Kompetensi Polri Diakui Arab Saudi
A
A
A
Bambang Soesatyo
Ketua Komisi III DPR RI
Fraksi Partai Golkar,
Wakil Ketua Umum Kadin Indonesia
ARAB Saudi tidak hanya telah membantu Indonesia meredam tumbuh-kembang radikalisme, tetapi juga nyata-nyata telah ikut memperkuat peran penegak hukum memerangi jaringan terorisme di dalam negeri. Inilah salah satu pesan moral terpenting yang begitu mudah untuk dipahami dari rangkaian kegiatan Raja Salman bin Abdul Aziz al-Saud di Indonesia.

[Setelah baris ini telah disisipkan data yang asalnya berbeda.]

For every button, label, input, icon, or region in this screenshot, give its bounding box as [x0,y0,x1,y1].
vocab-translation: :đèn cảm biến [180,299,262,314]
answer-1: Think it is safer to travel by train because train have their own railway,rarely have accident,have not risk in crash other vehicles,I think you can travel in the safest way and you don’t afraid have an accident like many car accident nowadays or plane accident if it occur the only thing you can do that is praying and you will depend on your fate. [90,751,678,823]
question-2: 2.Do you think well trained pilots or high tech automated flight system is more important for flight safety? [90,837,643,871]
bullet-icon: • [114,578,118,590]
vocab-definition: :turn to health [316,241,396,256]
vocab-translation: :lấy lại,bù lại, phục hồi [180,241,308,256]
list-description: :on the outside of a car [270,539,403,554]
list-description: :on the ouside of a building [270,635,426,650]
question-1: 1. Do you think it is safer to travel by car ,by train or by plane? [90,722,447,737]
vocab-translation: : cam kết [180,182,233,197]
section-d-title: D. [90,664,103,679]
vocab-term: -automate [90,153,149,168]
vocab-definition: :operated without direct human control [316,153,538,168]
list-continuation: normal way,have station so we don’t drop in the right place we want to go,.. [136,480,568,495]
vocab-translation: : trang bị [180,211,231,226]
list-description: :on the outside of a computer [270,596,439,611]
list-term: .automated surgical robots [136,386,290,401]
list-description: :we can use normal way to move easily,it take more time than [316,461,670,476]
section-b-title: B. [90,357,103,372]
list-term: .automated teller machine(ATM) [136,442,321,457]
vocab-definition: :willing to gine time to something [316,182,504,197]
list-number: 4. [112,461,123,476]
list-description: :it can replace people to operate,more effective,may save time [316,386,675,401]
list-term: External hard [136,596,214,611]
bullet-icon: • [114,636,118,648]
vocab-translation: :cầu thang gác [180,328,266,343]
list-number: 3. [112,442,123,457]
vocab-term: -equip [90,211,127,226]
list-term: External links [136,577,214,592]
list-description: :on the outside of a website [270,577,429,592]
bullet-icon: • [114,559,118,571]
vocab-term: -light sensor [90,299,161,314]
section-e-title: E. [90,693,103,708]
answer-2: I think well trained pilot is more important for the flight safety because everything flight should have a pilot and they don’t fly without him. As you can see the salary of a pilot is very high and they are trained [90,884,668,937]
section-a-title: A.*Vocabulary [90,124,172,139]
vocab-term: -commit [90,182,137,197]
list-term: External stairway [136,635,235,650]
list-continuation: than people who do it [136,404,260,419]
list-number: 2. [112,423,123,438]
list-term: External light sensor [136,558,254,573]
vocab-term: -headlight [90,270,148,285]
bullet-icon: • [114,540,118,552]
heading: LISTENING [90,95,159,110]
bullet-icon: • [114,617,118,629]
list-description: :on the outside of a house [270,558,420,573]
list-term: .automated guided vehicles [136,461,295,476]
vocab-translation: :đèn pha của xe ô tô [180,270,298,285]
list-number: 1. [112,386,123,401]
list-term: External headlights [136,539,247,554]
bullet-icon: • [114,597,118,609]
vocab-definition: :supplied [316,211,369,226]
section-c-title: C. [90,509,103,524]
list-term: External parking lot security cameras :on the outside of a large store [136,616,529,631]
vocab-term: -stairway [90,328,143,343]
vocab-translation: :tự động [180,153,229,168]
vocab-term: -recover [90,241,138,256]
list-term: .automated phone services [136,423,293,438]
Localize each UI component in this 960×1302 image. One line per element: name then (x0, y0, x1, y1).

"Tantangan yang kita hadapi, khususnya bagi umat Islam dan dunia secara umum, seperti fenomena terorisme, benturan peradaban (the clash of civilizations), tidak ada penghormatan terhadap kedaulatan negara, serta melakukan intervensi terhadap urusan dalam negeri telah mengharuskan kita untuk menyatukan barisan dalam menghadapi tantangan ini," begitu pesan utama dari pidato Raja Salman di DPR pada Kamis 2 Maret 2017.

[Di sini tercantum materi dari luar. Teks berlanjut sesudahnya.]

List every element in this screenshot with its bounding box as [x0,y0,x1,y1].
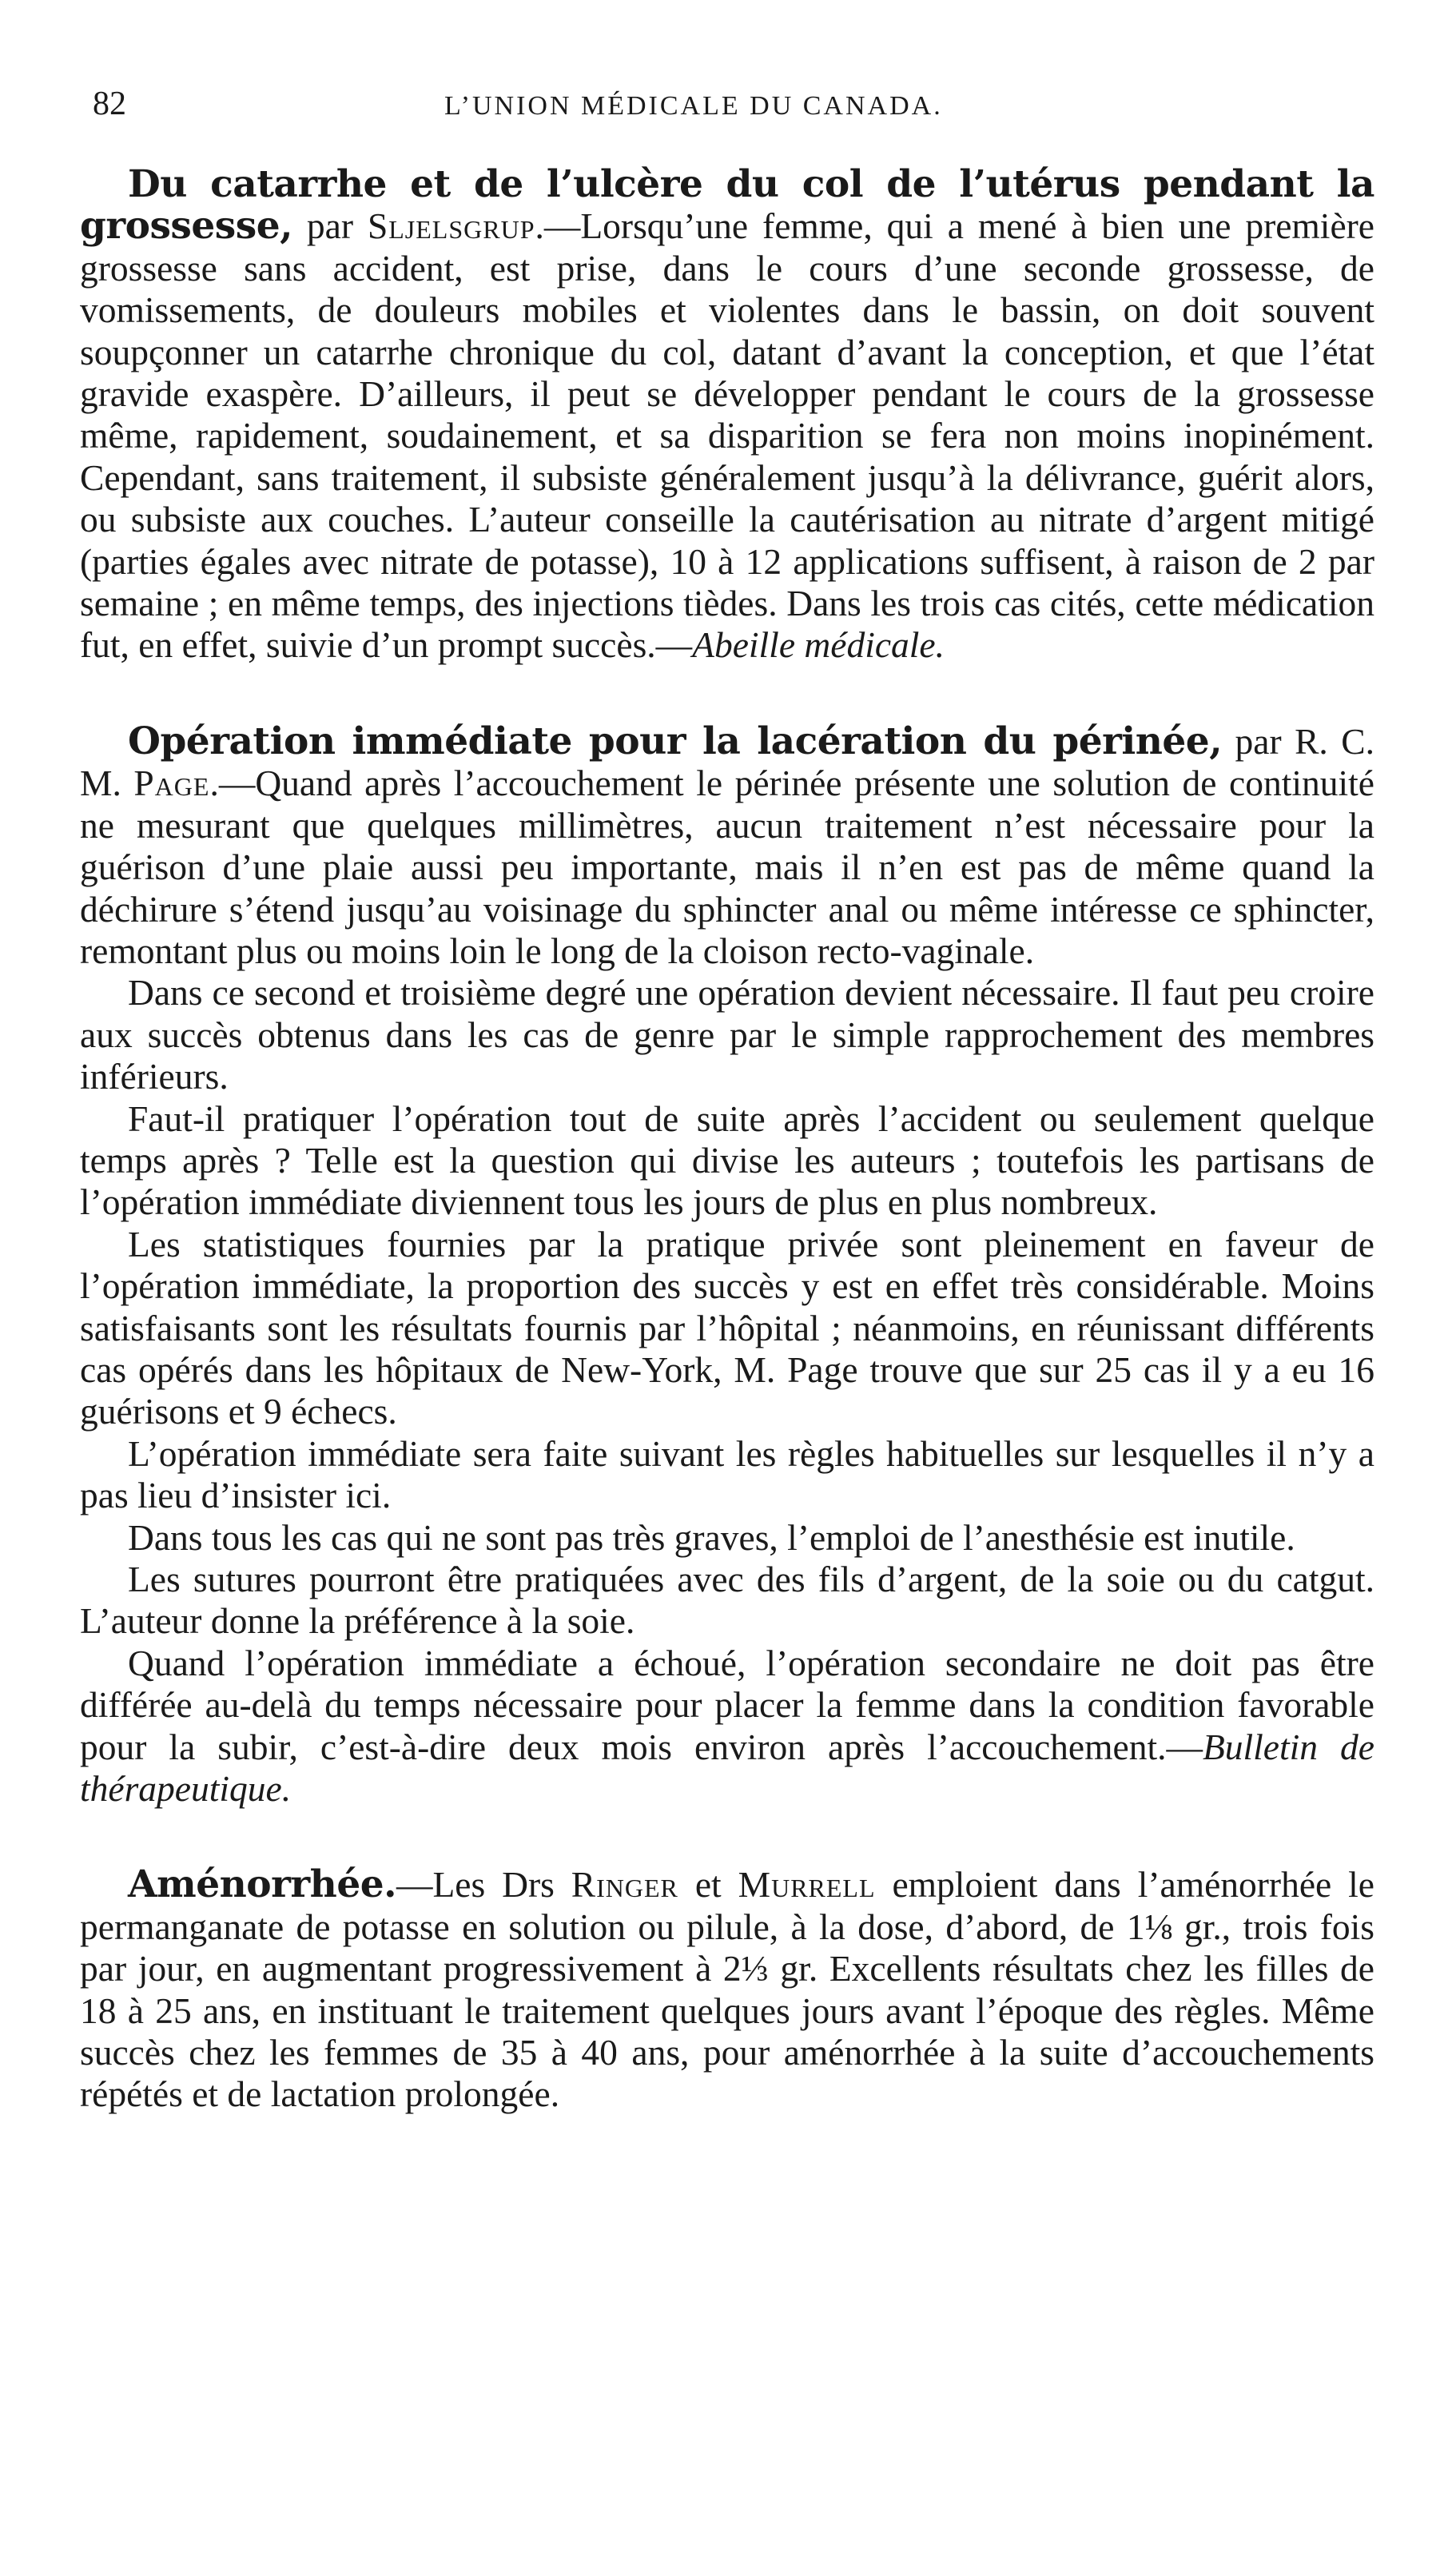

Dari 11 nota kesepahaman yang telah ditandatangani Indonesia-Arab Saudi pada momentum kunjungan Raja Salman baru-baru ini, ada kesepakatan tentang perlu upaya atau langkah bersama menanggulangi radikalisme dan terorisme, serta meningkatkan peran Islam dalam mewujudkan perdamaian dunia. Seperti dijelaskan Menteri Agama Lukman Hakim Saifuddin, dalam kesepakatan itu, Raja Salman menekan pentingnya mengedepankan Islam yang moderat.
Untuk mewujudkan perdamaian dan melindungi peradaban dunia, moderasi Islam harus lebih dikedepankan. Ada kalimat dalam nota kesepahaman RI-Arab Saudi yang menekankan pentingnya menjaga, memelihara, dan melindungi perbedaan atau keberagaman, termasuk perbedaan paham keagamaan.
Muatan utama dari pidato Raja Salman di DPR dan pesan-pesan moral dalam nota kesepahaman itu dengan sendirinya akan mampu meredam paham dan gerakan radikal yang dikhawatirkan telah tumbuh dan berkembang di Indonesia akhir-akhir ini.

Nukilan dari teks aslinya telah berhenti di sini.